Company That Cleans Mega Messes Now In Seymour

A company that specializes in cleaning up North America’s worst messes just moved into a 38,000-square-foot building on Derby Avenue in Seymour.

The property is now the Connecticut Field Services Division for Clean Harbors, a Massachusetts-based company that generates more than $13 billion in revenue a year.

The company provides an array of environmental and hazardous waste management services across the U.S., Canada, Mexico and Puerto Rico.

It is best known for its large-scale emergency spill response.

When a tanker truck crashes on a highway and spills diesel fuel — or much more dangerous chemicals — all over God’s creation, crews from Clean Harbors clean the mess.

They were at Ground Zero immediately after the Sept. 11, 2001 terrorist attacks, doing everything from cleaning contaminated manholes to decontaminating emergency response trucks.

When anthrax was discovered in a postal service processing facility in New York City in 2001, Clean Harbor employees decontaminated the site.

They were in New Orleans after Hurricane Katrina in 2005, and hundreds of workers were sent to the Gulf of Mexico after the disastrous BP oil spill. 

They pretty much call Clean Harbors for things others can’t handle,” said Joseph Heron, the general manager who is in charge in Seymour.

The 8‑acre Derby Avenue property, just down the road from Tri-Town Plaza, will be the heart of the company’s emergency response unit in Connecticut.

The field services division includes two floors of office space for local managers and account executives — but the building also has a series of massive garage bays where Clean Harbors will be able to store and maintain its large fleet of emergency response vehicles.

That fleet includes vacuum trucks, tankers, mobile command centers, excavators — even two boats.

About 60 people will work in Seymour, although the number fluctuates at any given time depending on what’s happening.

Photo: Eugene DriscollThe Seymour building allowed the company to consolidate two separate Connecticut locations into one, while getting what honchos called a great deal on rent — $17,000 a month. In other parts of the country, that amount gets them half the space, company officials said.

The company has a three-year lease with the property’s owner, with an option to sign on for seven more.

And Clean Harbors is looking to hire an additional three to six workers. The emergency response positions pay anywhere from $13 to $30 an hour, based on experience.

We want to continue to hire from the local community because with emergency response, it certainly helps to have people close,” said Scott Metzger, Clean Harbors’ senior vice president of field operations.

Locally, Clean Harbors crews work regularly out of Sikorsky in Stratford and at refineries in Bridgeport, so the easy access to routes 8 and 15 (along with interstates 84 and 91) was another selling point for the company.

Clean Harbors held a heavily-attended ribbon-cutting ceremony Thursday that included participation by local public officials and representatives from the Greater Valley Chamber of Commerce.
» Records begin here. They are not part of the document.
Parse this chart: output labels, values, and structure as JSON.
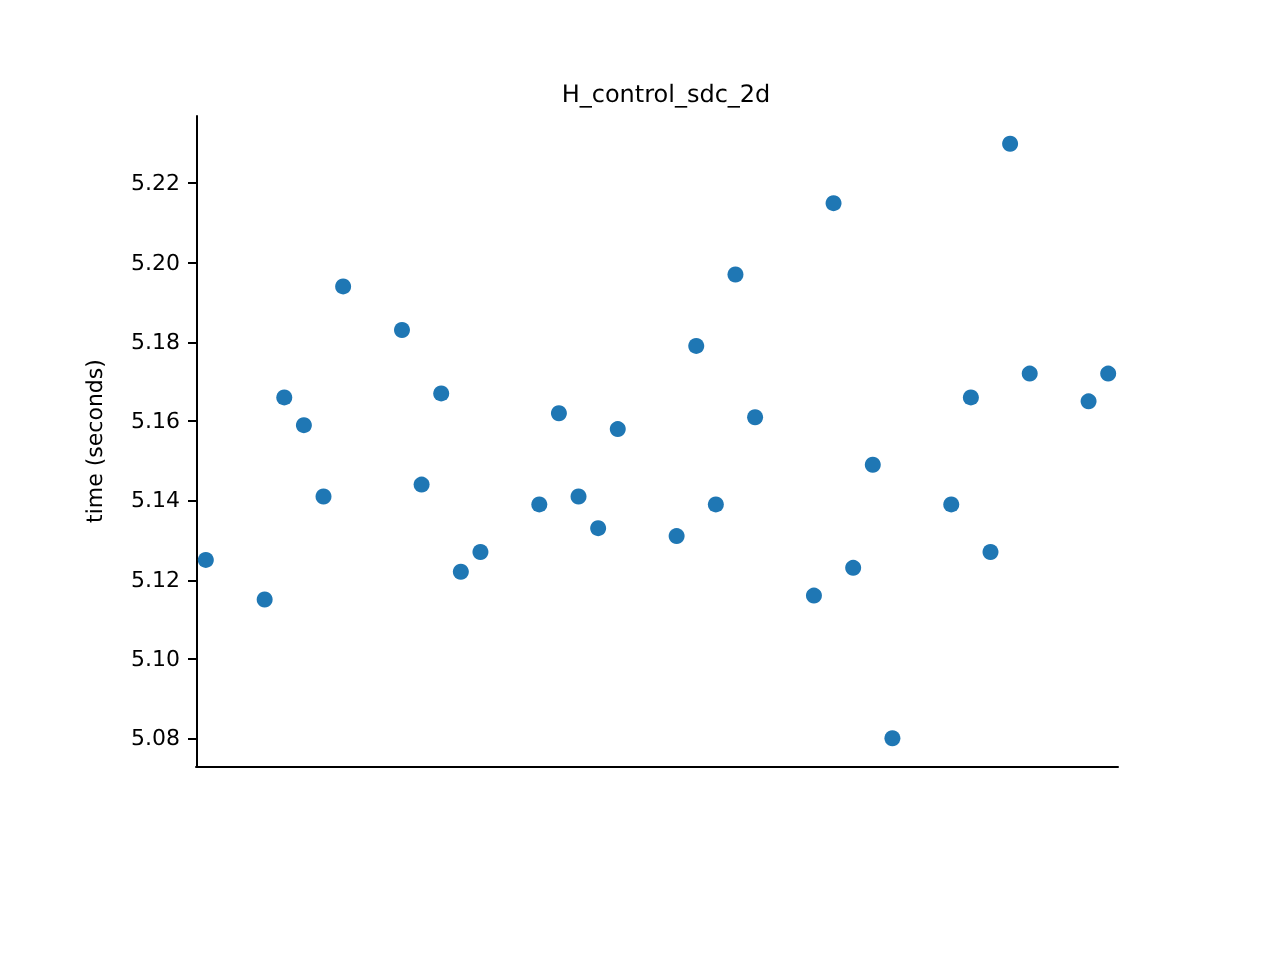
{
  "chart_data": {
    "type": "scatter",
    "title": "H_control_sdc_2d",
    "ylabel": "time (seconds)",
    "categories": [
      null,
      null,
      null,
      null,
      null,
      null,
      null,
      null,
      null,
      null,
      null,
      null,
      null,
      null,
      null,
      null,
      null,
      null,
      null,
      null,
      null,
      null,
      null,
      null,
      null,
      null,
      null,
      null,
      null,
      null,
      null,
      null,
      null,
      null,
      null,
      null,
      null,
      null,
      null,
      null,
      null,
      null,
      null,
      null,
      null,
      null,
      null
    ],
    "series": [
      {
        "color": "#1f77b4",
        "values": [
          5.125,
          null,
          null,
          5.115,
          5.166,
          5.159,
          5.141,
          5.194,
          null,
          null,
          5.183,
          5.144,
          5.167,
          5.122,
          5.127,
          null,
          null,
          5.139,
          5.162,
          5.141,
          5.133,
          5.158,
          null,
          null,
          5.131,
          5.179,
          5.139,
          5.197,
          5.161,
          null,
          null,
          5.116,
          5.215,
          5.123,
          5.149,
          5.08,
          null,
          null,
          5.139,
          5.166,
          5.127,
          5.23,
          5.172,
          null,
          null,
          5.165,
          5.172
        ]
      }
    ],
    "ylim": [
      5.073,
      5.237
    ],
    "yticks": [
      {
        "value": 5.08,
        "label": "5.08"
      },
      {
        "value": 5.1,
        "label": "5.10"
      },
      {
        "value": 5.12,
        "label": "5.12"
      },
      {
        "value": 5.14,
        "label": "5.14"
      },
      {
        "value": 5.16,
        "label": "5.16"
      },
      {
        "value": 5.18,
        "label": "5.18"
      },
      {
        "value": 5.2,
        "label": "5.20"
      },
      {
        "value": 5.22,
        "label": "5.22"
      }
    ],
    "tick_labels": "y",
    "grid": false,
    "marker": "circle"
  }
}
Bill Purcell, the chamber’s executive director, said Shelton acts as the economic foundation for the lower Naugatuck Valley, but as the economy improves, industries are looking north to places like Seymour and Oxford.

Robert Scinto’s development of corporate office towers in Shelton led to an explosion in new businesses up and down Bridgeport Avenue.

The track record could repeat itself, as Scinto is courting tenants for his Fountain Lake project in Ansonia, a stone’s throw from the new Clean Harbors building.

The development is moving up this corridor,” Purcell said.

Purcell said Clean Harbors is precisely the type of company a town wants. It launched in 1980 as a four-person tank cleaning business.

Today the company employees more than 13,000 people. Last year it spent $1 billion to buy Safety-Clean, a company that recycles engine oil and sells specialized cleaning products to the service parts industry.

First Selectman Kurt Miller, who went on a tour of the facility with Deputy First Selectwoman Nicole Klarides-Ditria and Economic Development Director Fred Messore, said Clean Harbors has already asked how they can pitch in to help the Seymour community.

That’s what a true corporate citizen is about. The fact the corporation wants to work with the town it is in,” Miller said.

Miller said the town plans to talk about possibly moving some of the town’s emergency management equipment to the facility.

Aside from an influx of jobs, Seymour benefits from the renovated facility because the property’s value will (presumably) increase. In addition, the town can collect taxes on the equipment there, which includes (other than the machinery) $900 hazmat suits and $8,000 handheld devices that detect the presence of mercury in the air.